Jim called me and my dad yesterday evening and told us the story so it's great to see the pictures to go along with it. He's an old friend of our family and guides for our duck and goose hunting operation here in Winnie. Nice of you to put him on that bull shark - he was pumped up about it last night over the phone and I'm sure he'll remember it for some time. Congrats on your catch *nuclear fishin* and thanks for sharing it with us!


----------



## Jolly Roger (May 21, 2004)

another great report,

Did you see any bait being worked,like pogies poping the water? I am making a trip wednesday evening.


----------



## CypressTexas (Jan 2, 2005)

great report......nice sharks :brew2:


----------



## SKSOUTH (Jul 9, 2006)

Now that's a nice bunch of fish! Thanks for sharing!


----------



## nuclear fishin (May 29, 2004)

Jolly Roger said:


> another great report,
> 
> Did you see any bait being worked,like pogies poping the water? I am making a trip wednesday evening.
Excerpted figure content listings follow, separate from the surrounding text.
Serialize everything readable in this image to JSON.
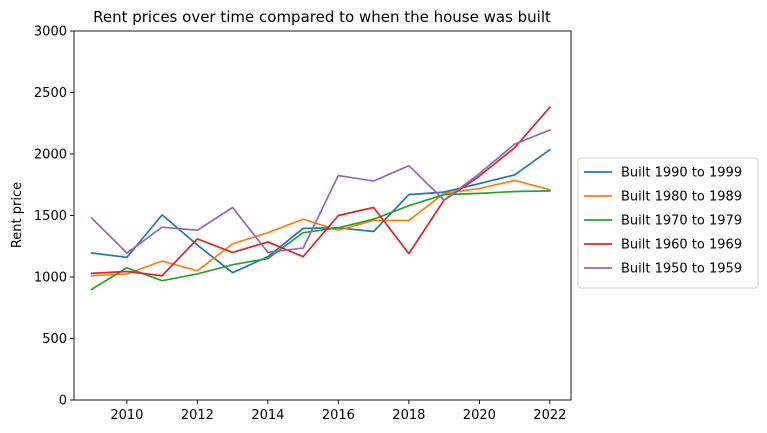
{
  "chart_data": {
    "type": "line",
    "title": "Rent prices over time compared to when the house was built",
    "xlabel": "",
    "ylabel": "Rent price",
    "xlim": [
      2008.5,
      2022.6
    ],
    "ylim": [
      0,
      3000
    ],
    "xticks": [
      2010,
      2012,
      2014,
      2016,
      2018,
      2020,
      2022
    ],
    "yticks": [
      0,
      500,
      1000,
      1500,
      2000,
      2500,
      3000
    ],
    "grid": false,
    "legend_position": "right",
    "x": [
      2009,
      2010,
      2011,
      2012,
      2013,
      2014,
      2015,
      2016,
      2017,
      2018,
      2019,
      2020,
      2021,
      2022
    ],
    "series": [
      {
        "name": "Built 1990 to 1999",
        "color": "#1f77b4",
        "values": [
          1195,
          1160,
          1505,
          1260,
          1035,
          1165,
          1395,
          1400,
          1370,
          1670,
          1690,
          1760,
          1830,
          2035
        ]
      },
      {
        "name": "Built 1980 to 1989",
        "color": "#ff7f0e",
        "values": [
          1010,
          1025,
          1130,
          1050,
          1270,
          1360,
          1470,
          1380,
          1460,
          1460,
          1680,
          1720,
          1785,
          1710
        ]
      },
      {
        "name": "Built 1970 to 1979",
        "color": "#2ca02c",
        "values": [
          900,
          1075,
          970,
          1025,
          1100,
          1150,
          1360,
          1400,
          1470,
          1580,
          1670,
          1680,
          1695,
          1700
        ]
      },
      {
        "name": "Built 1960 to 1969",
        "color": "#d62728",
        "values": [
          1030,
          1045,
          1010,
          1310,
          1200,
          1285,
          1165,
          1500,
          1565,
          1190,
          1625,
          1820,
          2050,
          2380
        ]
      },
      {
        "name": "Built 1950 to 1959",
        "color": "#9467bd",
        "values": [
          1480,
          1195,
          1405,
          1380,
          1565,
          1200,
          1235,
          1825,
          1780,
          1905,
          1625,
          1840,
          2080,
          2195
        ]
      }
    ]
  }
}
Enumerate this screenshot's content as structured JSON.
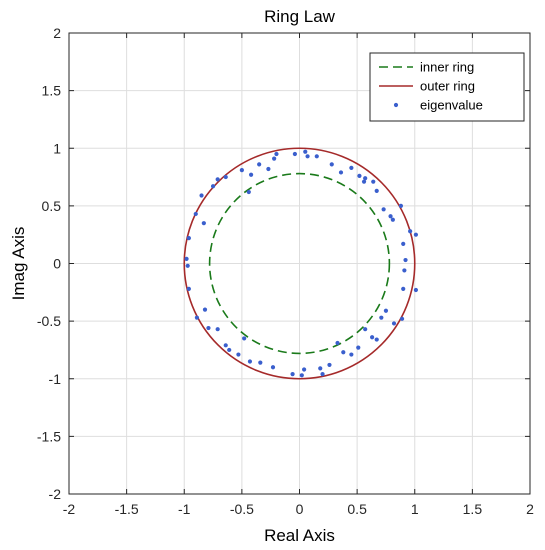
{
  "chart_data": {
    "type": "scatter",
    "title": "Ring Law",
    "xlabel": "Real Axis",
    "ylabel": "Imag Axis",
    "xlim": [
      -2,
      2
    ],
    "ylim": [
      -2,
      2
    ],
    "xticks": [
      -2,
      -1.5,
      -1,
      -0.5,
      0,
      0.5,
      1,
      1.5,
      2
    ],
    "yticks": [
      -2,
      -1.5,
      -1,
      -0.5,
      0,
      0.5,
      1,
      1.5,
      2
    ],
    "xtick_labels": [
      "-2",
      "-1.5",
      "-1",
      "-0.5",
      "0",
      "0.5",
      "1",
      "1.5",
      "2"
    ],
    "ytick_labels": [
      "-2",
      "-1.5",
      "-1",
      "-0.5",
      "0",
      "0.5",
      "1",
      "1.5",
      "2"
    ],
    "grid": true,
    "legend_position": "top-right",
    "series": [
      {
        "name": "inner ring",
        "kind": "circle",
        "radius": 0.78,
        "color": "#1a7a1a",
        "style": "dashed"
      },
      {
        "name": "outer ring",
        "kind": "circle",
        "radius": 1.0,
        "color": "#a52a2a",
        "style": "solid"
      },
      {
        "name": "eigenvalue",
        "kind": "points",
        "color": "#3a5fcd",
        "points": [
          [
            0.96,
            0.28
          ],
          [
            0.88,
            0.5
          ],
          [
            0.79,
            0.41
          ],
          [
            0.73,
            0.47
          ],
          [
            0.67,
            0.63
          ],
          [
            0.64,
            0.71
          ],
          [
            0.57,
            0.74
          ],
          [
            0.56,
            0.71
          ],
          [
            0.52,
            0.76
          ],
          [
            0.45,
            0.83
          ],
          [
            0.36,
            0.79
          ],
          [
            0.28,
            0.86
          ],
          [
            0.15,
            0.93
          ],
          [
            0.05,
            0.97
          ],
          [
            0.07,
            0.93
          ],
          [
            -0.04,
            0.95
          ],
          [
            -0.22,
            0.91
          ],
          [
            -0.27,
            0.82
          ],
          [
            -0.35,
            0.86
          ],
          [
            -0.42,
            0.77
          ],
          [
            -0.5,
            0.81
          ],
          [
            -0.44,
            0.62
          ],
          [
            -0.64,
            0.75
          ],
          [
            -0.71,
            0.73
          ],
          [
            -0.75,
            0.67
          ],
          [
            -0.85,
            0.59
          ],
          [
            -0.9,
            0.43
          ],
          [
            -0.83,
            0.35
          ],
          [
            -0.96,
            0.22
          ],
          [
            -0.98,
            0.04
          ],
          [
            -0.97,
            -0.02
          ],
          [
            -0.96,
            -0.22
          ],
          [
            -0.89,
            -0.47
          ],
          [
            -0.82,
            -0.4
          ],
          [
            -0.79,
            -0.56
          ],
          [
            -0.71,
            -0.57
          ],
          [
            -0.64,
            -0.71
          ],
          [
            -0.61,
            -0.75
          ],
          [
            -0.53,
            -0.79
          ],
          [
            -0.48,
            -0.65
          ],
          [
            -0.43,
            -0.85
          ],
          [
            -0.34,
            -0.86
          ],
          [
            -0.23,
            -0.9
          ],
          [
            -0.06,
            -0.96
          ],
          [
            0.02,
            -0.97
          ],
          [
            0.04,
            -0.92
          ],
          [
            0.18,
            -0.91
          ],
          [
            0.26,
            -0.88
          ],
          [
            0.33,
            -0.69
          ],
          [
            0.38,
            -0.77
          ],
          [
            0.45,
            -0.79
          ],
          [
            0.51,
            -0.73
          ],
          [
            0.57,
            -0.57
          ],
          [
            0.63,
            -0.64
          ],
          [
            0.67,
            -0.66
          ],
          [
            0.71,
            -0.47
          ],
          [
            0.75,
            -0.41
          ],
          [
            0.82,
            -0.52
          ],
          [
            0.89,
            -0.48
          ],
          [
            0.9,
            -0.22
          ],
          [
            0.91,
            -0.06
          ],
          [
            0.92,
            0.03
          ],
          [
            0.9,
            0.17
          ],
          [
            1.01,
            0.25
          ],
          [
            1.01,
            -0.23
          ],
          [
            0.81,
            0.38
          ],
          [
            -0.2,
            0.95
          ],
          [
            0.2,
            -0.96
          ]
        ]
      }
    ]
  }
}
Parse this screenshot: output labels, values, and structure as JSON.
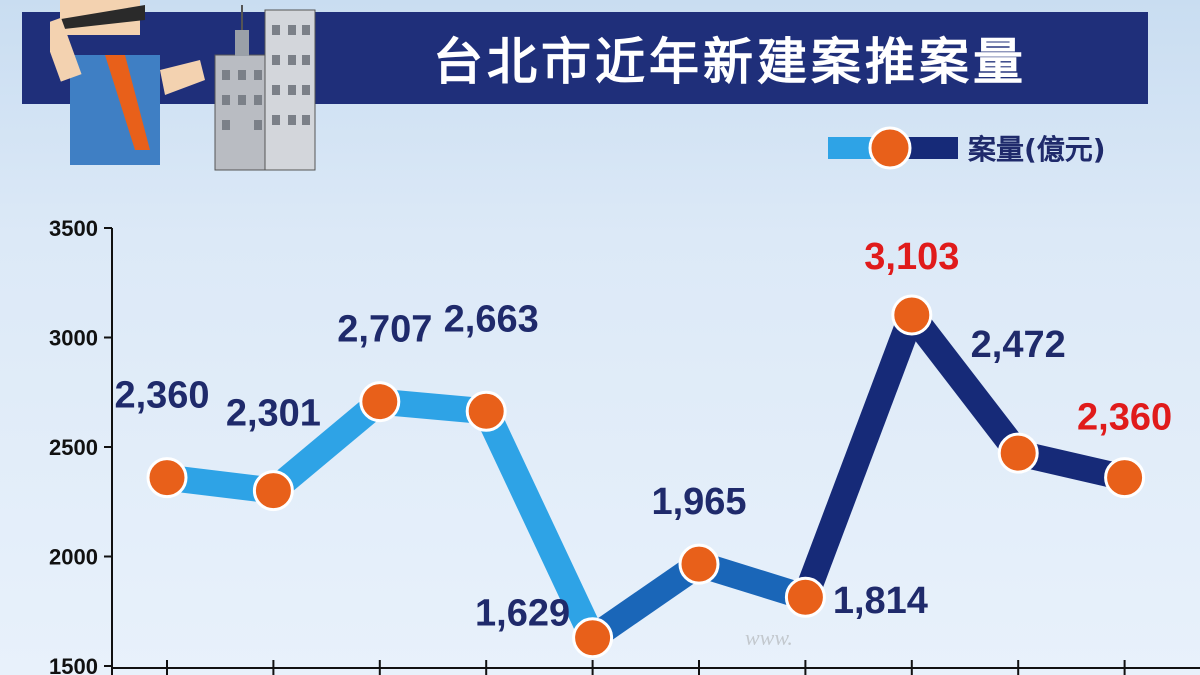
{
  "header": {
    "title": "台北市近年新建案推案量"
  },
  "legend": {
    "label": "案量(億元)"
  },
  "watermark": "www.",
  "colors": {
    "banner": "#1f2f7a",
    "line_light": "#2ea3e6",
    "line_mid": "#1a66b8",
    "line_dark": "#162a78",
    "marker": "#e8601a",
    "label_blue": "#1f2a6b",
    "label_red": "#e01b1b"
  },
  "chart_data": {
    "type": "line",
    "title": "台北市近年新建案推案量",
    "ylabel": "",
    "xlabel": "",
    "ylim": [
      1500,
      3500
    ],
    "yticks": [
      3500,
      3000,
      2500,
      2000,
      1500
    ],
    "grid": false,
    "legend_position": "top-right",
    "series": [
      {
        "name": "案量(億元)",
        "values": [
          2360,
          2301,
          2707,
          2663,
          1629,
          1965,
          1814,
          3103,
          2472,
          2360
        ],
        "labels": [
          "2,360",
          "2,301",
          "2,707",
          "2,663",
          "1,629",
          "1,965",
          "1,814",
          "3,103",
          "2,472",
          "2,360"
        ],
        "highlight": [
          false,
          false,
          false,
          false,
          false,
          false,
          false,
          true,
          false,
          true
        ]
      }
    ]
  }
}
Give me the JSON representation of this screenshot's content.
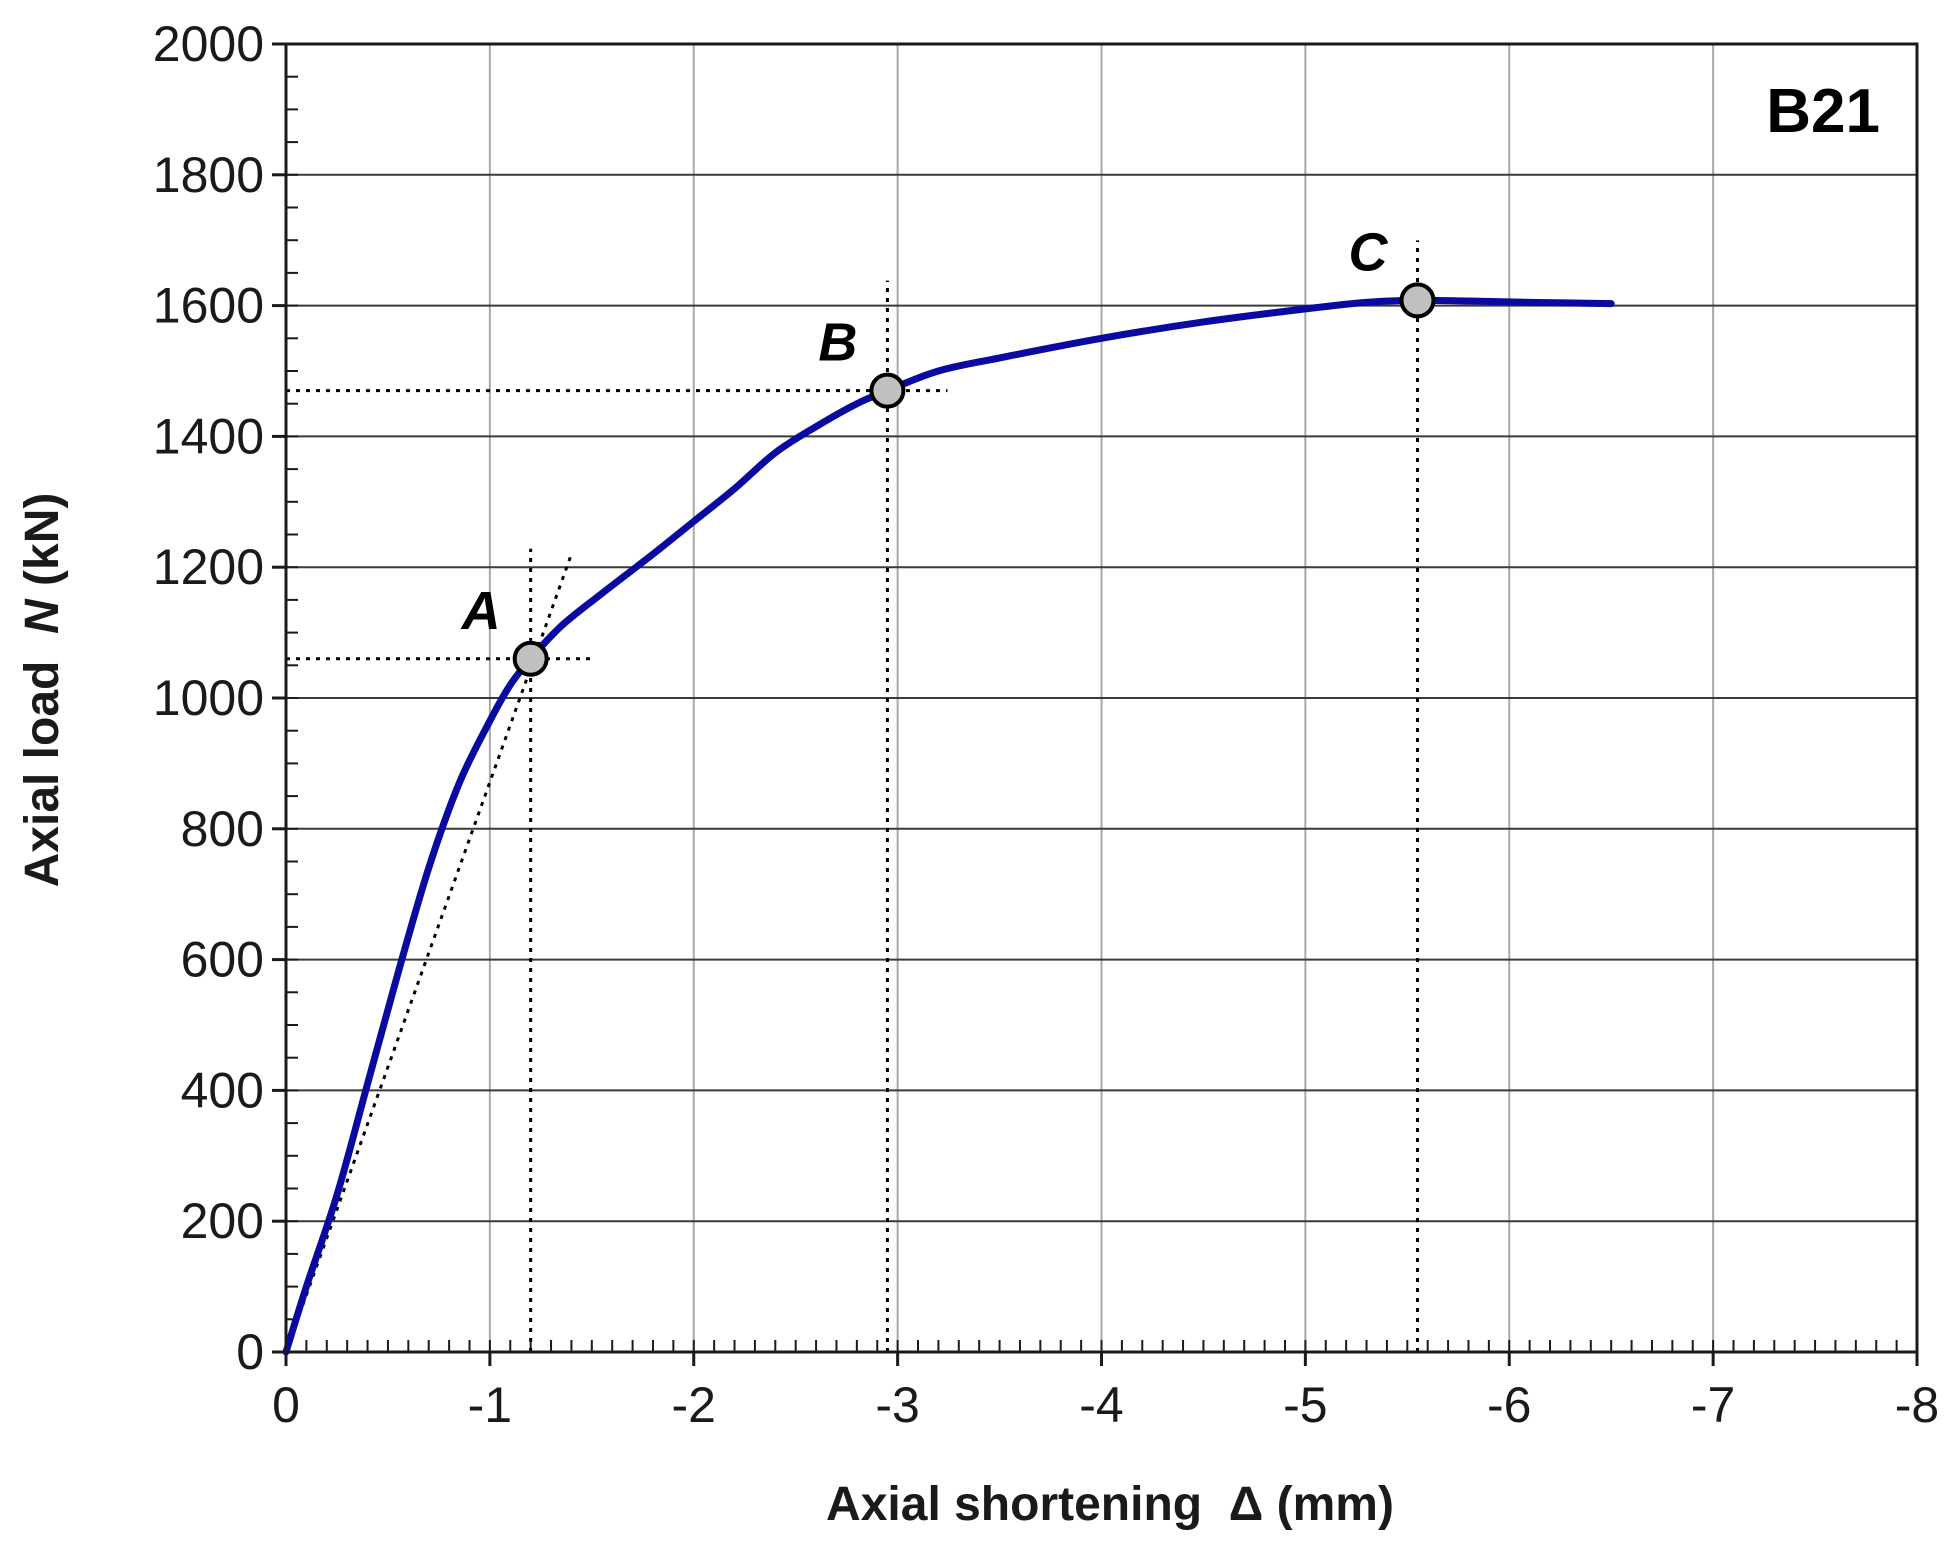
{
  "chart_data": {
    "type": "line",
    "panel_label": "B21",
    "xlabel": "Axial shortening  Δ (mm)",
    "ylabel_prefix": "Axial load  ",
    "ylabel_symbol": "N",
    "ylabel_suffix": " (kN)",
    "xlim": [
      0,
      -8
    ],
    "ylim": [
      0,
      2000
    ],
    "x_ticks": [
      "0",
      "-1",
      "-2",
      "-3",
      "-4",
      "-5",
      "-6",
      "-7",
      "-8"
    ],
    "y_ticks": [
      "0",
      "200",
      "400",
      "600",
      "800",
      "1000",
      "1200",
      "1400",
      "1600",
      "1800",
      "2000"
    ],
    "x_tick_values": [
      0,
      -1,
      -2,
      -3,
      -4,
      -5,
      -6,
      -7,
      -8
    ],
    "y_tick_values": [
      0,
      200,
      400,
      600,
      800,
      1000,
      1200,
      1400,
      1600,
      1800,
      2000
    ],
    "grid": true,
    "line_color": "#0a0aa0",
    "marker_color": "#c0c0c0",
    "series": [
      {
        "x": [
          0,
          -0.1,
          -0.25,
          -0.4,
          -0.55,
          -0.7,
          -0.85,
          -1.0,
          -1.1,
          -1.2,
          -1.35,
          -1.55,
          -1.8,
          -2.0,
          -2.2,
          -2.4,
          -2.6,
          -2.8,
          -2.95,
          -3.2,
          -3.5,
          -4.0,
          -4.5,
          -5.0,
          -5.3,
          -5.55,
          -5.8,
          -6.1,
          -6.5
        ],
        "y": [
          0,
          100,
          240,
          410,
          580,
          740,
          870,
          965,
          1020,
          1060,
          1110,
          1160,
          1220,
          1270,
          1320,
          1375,
          1415,
          1450,
          1470,
          1500,
          1520,
          1550,
          1575,
          1595,
          1605,
          1608,
          1607,
          1605,
          1603
        ]
      }
    ],
    "reference_line": {
      "x": [
        0,
        -1.4
      ],
      "y": [
        0,
        1220
      ]
    },
    "points": [
      {
        "label": "A",
        "x": -1.2,
        "y": 1060
      },
      {
        "label": "B",
        "x": -2.95,
        "y": 1470
      },
      {
        "label": "C",
        "x": -5.55,
        "y": 1608
      }
    ]
  }
}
Didn't really see anything crashing the bait but the Horse Mullet were thick right on shore. Just returned from there and the water was looking awesome this afternoon didn't see any pogies but it's right.JR I know what you are thinking:wink: I can't wait to see the report when you land a Tarpon from the Yak, it's gonna happen.Good Luck


----------



## Jolly Roger (May 21, 2004)

nuclear fishin said:


> Didn't really see anything crashing the bait but the Horse Mullet were thick right on shore. Just returned from there and the water was looking awesome this afternoon didn't see any pogies but it's right.JR I know what you are thinking:wink: I can't wait to see the report when you land a Tarpon from the Yak, it's gonna happen.Good Luck


You read my mind, thats for the info


----------



## Chris (Aug 2, 2004)

Congratulations on the catches, looks like yall had a great time. Great report.


----------



## Redfishr (Jul 26, 2004)

Very nice rpt.......and great pix


----------



## Dr Jeff (Feb 6, 2005)

Congrats & thnx for the report & pics!Nice of you to let Jim reel that big girl in.


----------



## Freshwaterman (May 21, 2004)

You know when you hold them like that you have to hug them! Good catch


----------



## kunder3006 (Aug 12, 2005)

looks like ya'll had a blast


----------



## Redfishr (Jul 26, 2004)

On that last Bull SHark pic..................just how big an ole boy era ya.
Thats a good'un.................a big ole good'un or is it a good ole biggun.

Big Bull and Boy fo sho.........sweet


----------



## hector200 (Jul 7, 2004)

great report


----------



## spawningbedassassin (Jul 11, 2006)

Those are some nice sharks!


----------